Today, almost nine months to the day after their unveiling, the Packers finally took the field in their throwback uniforms.
Inspired by the 1929 World Championship club, the first to "bring the bacon back to old Green Bay", and updated to reflect modern uniform specifications, it was the first appearance of the Packers' original color scheme at Lambeau Field since 1994's the NFL 75th anniversary throwbacks.
I don't know that there's much more to say, except that they looked as good as I hoped.
The coaches also got into the act on the sideline with their blue Acme Packers gear, although I'm still a little uneasy about compressing the 1921-22 sponsor with the 1929 uniforms into one Roaring Twenties package.
Bit of a shame that it wasn't sunnier - with brown helmets and khaki pants, the entire package was a bit muted under the overcast December sky.
I'm a big fan of the one-color socks. I don't know what purpose low-whites serve nowadays, except to give the uniform a small layer of clutter. The solid-leg color looks more elegant, especially with black shoes.
The lack of television numbers seems strange to my eyes, but I like it.
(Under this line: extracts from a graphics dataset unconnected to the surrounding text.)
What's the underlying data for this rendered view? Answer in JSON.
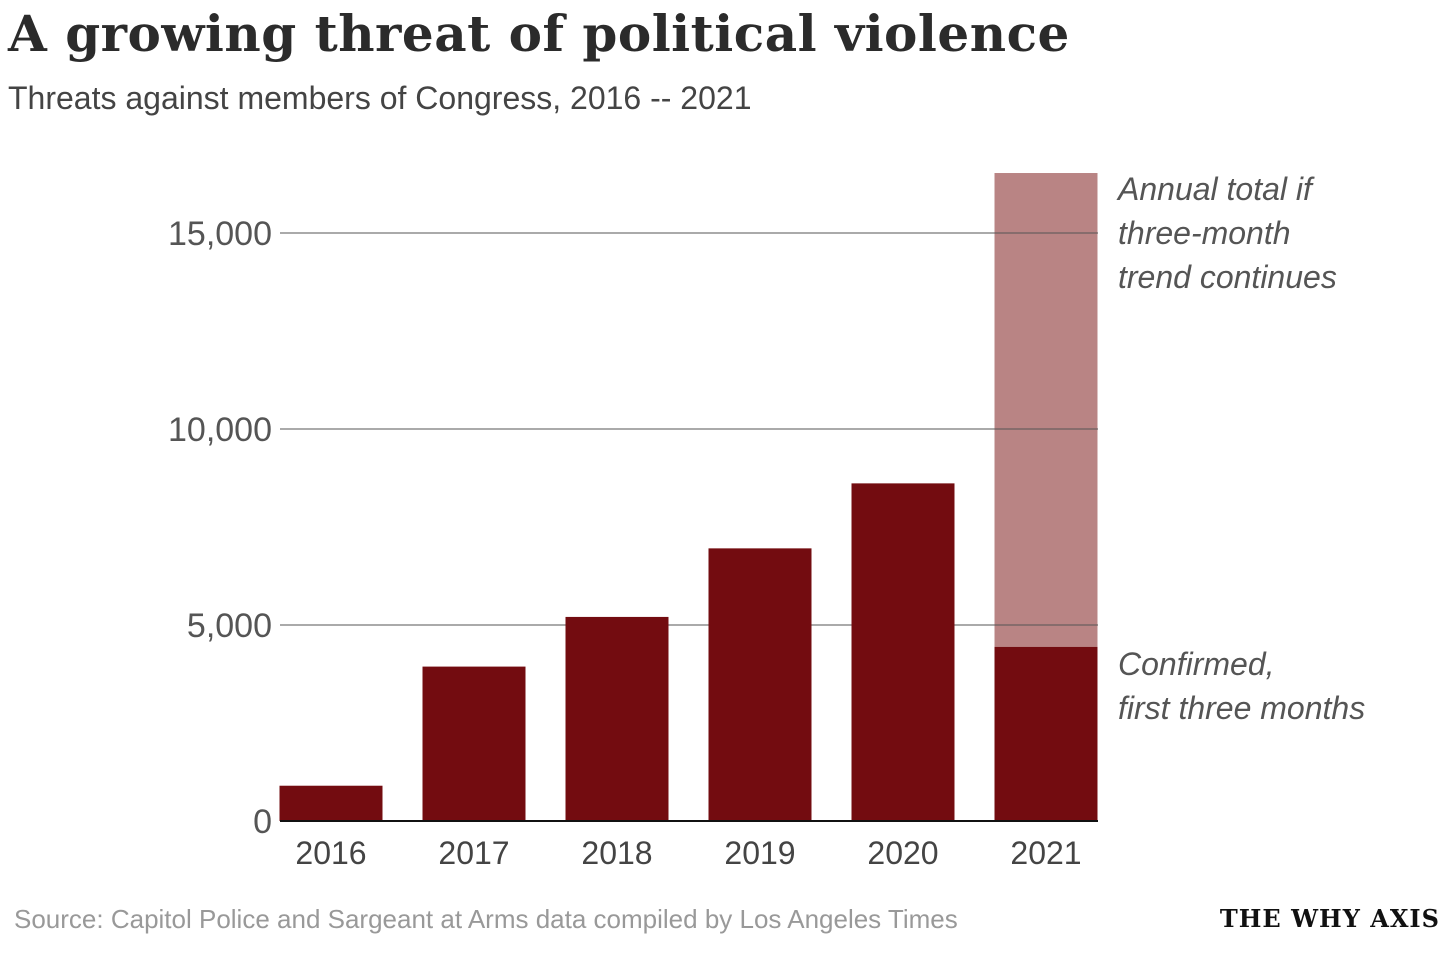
{
  "chart_data": {
    "type": "bar",
    "title": "A growing threat of political violence",
    "subtitle": "Threats against members of Congress, 2016 -- 2021",
    "categories": [
      "2016",
      "2017",
      "2018",
      "2019",
      "2020",
      "2021"
    ],
    "series": [
      {
        "name": "Confirmed",
        "values": [
          900,
          3939,
          5206,
          6955,
          8613,
          4440
        ],
        "color": "#730c10"
      },
      {
        "name": "Annual total if three-month trend continues",
        "values": [
          null,
          null,
          null,
          null,
          null,
          16530
        ],
        "color": "#b98484"
      }
    ],
    "yticks": [
      0,
      5000,
      10000,
      15000
    ],
    "ytick_labels": [
      "0",
      "5,000",
      "10,000",
      "15,000"
    ],
    "ylim": [
      0,
      17000
    ],
    "xlabel": "",
    "ylabel": "",
    "grid": true,
    "annotations": {
      "projected": [
        "Annual total if",
        "three-month",
        "trend continues"
      ],
      "confirmed": [
        "Confirmed,",
        "first three months"
      ]
    },
    "source": "Source: Capitol Police and Sargeant at Arms data compiled by Los Angeles Times",
    "brand": "THE WHY AXIS"
  }
}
My only real complaint was with Aaron Rodgers's white compression shirt. I don't mind the terribly 21st Century piping in a retro uniform, but the color ruins it. The entire throwback uniform is simplified and streamlined, until we get to the white sleeves. How easy would it have been to issue him a blue shirt, incorporated seamlessly with the jersey to give the illusion of long sleeves?
That's been a pet peeve of mine for years. The Packers wear green compression shirts with white jerseys and white with green jerseys, ensuring that the uniform is as cluttered as possible, home and road. Swapping the two would go a long way towards fixing the (relatively few) problems I have with the Packers' standard look. Another thing to hope for when Nike takes over the leaguewide uniform contract.
Longtime reader Tim O'Donnell was curious about the manufacturer's label on the helmets - it appears to have been blue, a change from the customary green. Nice detail from Riddell.
Keeping with the helmets, it appears that equipment manager Red Batty left the new player number decals off the backs (the warning label was reversed to white knockout text, which is the standard for dark shells).
While I can understand why some people didn't care for the throwbacks, I continue to be in favor of anything that raises awareness of the Packers' grand sartorial history, particularly the pre-Lombardi eras.
Plus the tuques were a nice touch.
So that's it for the throwbacks in 2010. I expect that we will see them again next season; they will continue to remain on the NFL's books through 2015 as the Packers' only permitted alternate, by which time we'll be talking about the team's plans for their 100th anniversary in 2019.